Книга: Ямщина
Назад: 7
Дальше: 9

8

Проснулась Феклуша поздно, потянулась, не открывая глаз, и сразу же улыбнулась — хлебом пахло в нижней избе, где они спали с отцом на лавке. Такой сладкий дух стоял, что она сглотнула слюнку. Давно уж так не просыпалась, от запаха хлеба, с тех пор как тронулись из родной деревни в дорогу. Помнилось нечаянно, что откроет глаза — и окажется в родительском доме, увидит братчиков своих и матушку. Поднялась, а изба чужая, и батюшки нет на лавке — лежит в углу смотанная дерюжка. Феклуша аж ойкнула — где он?

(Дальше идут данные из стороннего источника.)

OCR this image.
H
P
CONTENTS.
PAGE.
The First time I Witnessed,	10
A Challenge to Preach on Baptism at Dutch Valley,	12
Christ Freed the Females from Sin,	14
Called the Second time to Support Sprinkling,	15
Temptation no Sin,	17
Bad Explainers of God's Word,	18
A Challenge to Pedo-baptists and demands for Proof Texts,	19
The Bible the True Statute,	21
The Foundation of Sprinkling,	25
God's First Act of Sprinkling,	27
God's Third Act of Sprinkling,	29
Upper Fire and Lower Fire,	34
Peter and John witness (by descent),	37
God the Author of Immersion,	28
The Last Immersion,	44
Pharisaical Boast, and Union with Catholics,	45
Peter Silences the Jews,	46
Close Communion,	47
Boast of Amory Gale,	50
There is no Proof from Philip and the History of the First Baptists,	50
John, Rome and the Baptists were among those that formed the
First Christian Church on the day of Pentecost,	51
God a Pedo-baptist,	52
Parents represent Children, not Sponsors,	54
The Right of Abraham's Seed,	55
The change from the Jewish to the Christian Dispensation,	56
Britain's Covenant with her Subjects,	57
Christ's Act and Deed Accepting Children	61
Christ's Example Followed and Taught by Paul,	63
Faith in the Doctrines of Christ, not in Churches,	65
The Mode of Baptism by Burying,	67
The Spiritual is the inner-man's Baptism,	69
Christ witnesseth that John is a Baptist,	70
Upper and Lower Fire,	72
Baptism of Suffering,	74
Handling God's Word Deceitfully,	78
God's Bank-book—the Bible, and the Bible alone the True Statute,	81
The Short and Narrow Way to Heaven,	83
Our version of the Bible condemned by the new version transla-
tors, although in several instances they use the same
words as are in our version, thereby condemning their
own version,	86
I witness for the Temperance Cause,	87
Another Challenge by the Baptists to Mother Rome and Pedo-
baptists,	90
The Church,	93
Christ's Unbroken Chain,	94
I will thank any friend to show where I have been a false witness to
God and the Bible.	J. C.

— Да ты не пужайся, девка. До свету поднялся, топором побежал робить. Нужда долго спать не дает, а твое дело молодое, девичье, я и будить не стала. Тебя как кличут-то?
Степановна, опершись на ухват, стояла возле печки, и ее дряблые щеки розовели от жара. Передник был измазан в муке, а на лбу — полоска сажи.
— Феклуша я.
— А я Степановна. Ране-то Аннушкой была, а теперь вот Степановна. И сказ весь. Умывайся, дочка, садись чай пить.
За чаем Степановна пристрастно взялась расспрашивать Феклушу — что? да откуда? — качала головой, слушая невеселый рассказ, и даже всплакнула, узнав, что матушка Феклуши померла в телеге, никого не обеспокоив и не подав голоса. Мелко перекрестилась пухлой рукой, примолкла, но ненадолго. Она подолгу не могла молчать. Даже если одна оставалась, все равно разговаривала: с ухватами, со сковородниками, с квашней, с кадушками. То им чего-нибудь рассказывала, то строжилась.
— У нас новость нынче, — сообщила Степановна. — Гундосый, приказчик наш, оплошал. С Васькой, с работником, на ломке ломались, на гусиной. Это у нас игра така — косточку разломят, а после помнить надо, чего от спорщика ни примешь в руки, сказывай: «Беру и помню». Два года прошло, а они памятливы, никак друг дружку обмануть не могли. А седни с утра живот у Гундосого схватило, он и попросил Ваську — квасу, мол, принеси. Тот принес. Подал, а Гундосый молчит. Васька и раскланялся — бери да помни, Никодим Иваныч. А спорили на сапоги. Гундосому жалко, он и упорствует: неправильно, говорит, раз я в недомогании нахожусь. А сам квас дует, дует и дует, будто квас виноват. Так он к вечеру весь лагушок выхлебал… Новый надо будет…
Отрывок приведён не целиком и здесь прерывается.